I am trying to help with a slow legacy application that gets certain data through the ManagementObjectCollection class. This function takes around 40 seconds, however it took a little over a minute when getting the data directly from the ManagementObjectCollection. We pared down the query and selected the data into a list which helped execution time, however it is still very slow considering how many elements are supposed to be here.

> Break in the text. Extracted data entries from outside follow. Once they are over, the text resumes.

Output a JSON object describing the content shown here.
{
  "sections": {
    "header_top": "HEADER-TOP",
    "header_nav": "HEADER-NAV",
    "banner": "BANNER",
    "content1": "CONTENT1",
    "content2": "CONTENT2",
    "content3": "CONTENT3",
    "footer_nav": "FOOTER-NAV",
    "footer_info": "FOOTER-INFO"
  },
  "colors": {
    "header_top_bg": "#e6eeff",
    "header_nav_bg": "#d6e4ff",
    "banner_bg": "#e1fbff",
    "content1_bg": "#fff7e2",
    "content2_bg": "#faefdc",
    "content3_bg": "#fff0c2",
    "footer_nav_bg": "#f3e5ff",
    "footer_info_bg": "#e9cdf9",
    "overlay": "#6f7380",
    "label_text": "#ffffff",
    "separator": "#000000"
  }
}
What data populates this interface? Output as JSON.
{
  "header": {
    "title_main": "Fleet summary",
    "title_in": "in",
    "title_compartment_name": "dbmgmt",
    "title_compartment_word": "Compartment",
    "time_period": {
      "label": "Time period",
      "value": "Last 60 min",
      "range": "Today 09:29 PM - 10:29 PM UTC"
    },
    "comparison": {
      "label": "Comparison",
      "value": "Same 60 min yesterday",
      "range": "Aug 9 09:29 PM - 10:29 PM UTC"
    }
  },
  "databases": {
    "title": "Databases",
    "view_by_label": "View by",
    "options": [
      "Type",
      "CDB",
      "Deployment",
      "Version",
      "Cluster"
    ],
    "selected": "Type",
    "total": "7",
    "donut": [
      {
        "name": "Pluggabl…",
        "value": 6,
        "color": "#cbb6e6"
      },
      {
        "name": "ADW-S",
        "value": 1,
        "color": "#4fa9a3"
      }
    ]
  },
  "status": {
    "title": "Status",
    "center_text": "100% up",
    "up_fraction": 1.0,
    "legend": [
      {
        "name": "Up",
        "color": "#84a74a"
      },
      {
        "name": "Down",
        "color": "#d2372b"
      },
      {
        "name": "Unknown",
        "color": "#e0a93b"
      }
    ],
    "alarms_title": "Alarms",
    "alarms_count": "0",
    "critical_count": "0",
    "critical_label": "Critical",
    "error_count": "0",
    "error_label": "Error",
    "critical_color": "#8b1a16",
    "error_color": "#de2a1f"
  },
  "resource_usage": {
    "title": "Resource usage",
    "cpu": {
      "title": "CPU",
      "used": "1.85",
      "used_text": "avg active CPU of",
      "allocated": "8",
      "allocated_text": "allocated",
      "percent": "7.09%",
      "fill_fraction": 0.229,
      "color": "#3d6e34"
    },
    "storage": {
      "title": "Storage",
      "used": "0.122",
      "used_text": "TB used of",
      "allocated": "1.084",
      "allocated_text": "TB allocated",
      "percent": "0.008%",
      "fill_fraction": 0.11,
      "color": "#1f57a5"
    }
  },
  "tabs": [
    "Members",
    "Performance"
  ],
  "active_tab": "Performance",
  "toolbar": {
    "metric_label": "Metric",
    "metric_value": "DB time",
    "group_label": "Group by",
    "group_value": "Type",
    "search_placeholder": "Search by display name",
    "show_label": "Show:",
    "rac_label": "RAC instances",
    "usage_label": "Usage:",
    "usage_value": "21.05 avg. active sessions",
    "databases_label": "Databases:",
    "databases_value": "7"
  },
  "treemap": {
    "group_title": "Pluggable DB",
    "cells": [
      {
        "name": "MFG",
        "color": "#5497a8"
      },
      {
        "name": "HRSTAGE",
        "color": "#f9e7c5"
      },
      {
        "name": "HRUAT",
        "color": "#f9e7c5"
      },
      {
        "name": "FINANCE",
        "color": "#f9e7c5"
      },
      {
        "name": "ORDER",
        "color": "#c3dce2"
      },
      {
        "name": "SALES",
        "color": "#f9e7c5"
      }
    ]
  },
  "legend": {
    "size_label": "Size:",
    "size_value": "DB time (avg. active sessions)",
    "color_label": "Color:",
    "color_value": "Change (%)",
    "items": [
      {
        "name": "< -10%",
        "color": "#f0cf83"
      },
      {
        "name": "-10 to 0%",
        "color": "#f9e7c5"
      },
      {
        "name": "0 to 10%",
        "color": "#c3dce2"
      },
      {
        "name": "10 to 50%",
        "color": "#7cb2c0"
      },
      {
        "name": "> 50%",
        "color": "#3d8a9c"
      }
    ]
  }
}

I have the following code:
string baseStr;
ManagementObjectCollection moReturn;
ManagementObjectSearcher moSearch;
ManagementObjectSearcher moSearch32;
List<string> programs = new List<string>();
List<ProgramDescription> moList;
moSearch32 = new ManagementObjectSearcher("Select Name, Version, InstallDate from Win32_Product");
moReturn = moSearch32.Get();
moList = moReturn.Cast<ManagementObject>().AsEnumerable()
.Select(x => new ProgramDescription
{
Name = x["Name"],
Version = x["Version"],
InstallDate = x["installDate"]
}).ToList();
foreach (ProgramDescription currentMo in moList)
{
if (currentMo.Name == null)
continue;
else
{
baseStr = currentMo.Name.ToString() + ", " + currentMo.Version?.ToString()
+ ", " + currentMo.InstallDate?.ToString();
}
}
As you can see, I am attempting to convert this to a list of another object and iterate through that. However, I have noticed that even when doing this, the foreach loop takes an eternity despite the moList object only having ~290 items. The management object search and converting it to a list seem to happen instantly, but this iteration is still taking forever. Why is this? If this is just a quirk in relation to accessing these management objects, is there a more efficient way of getting this specific query?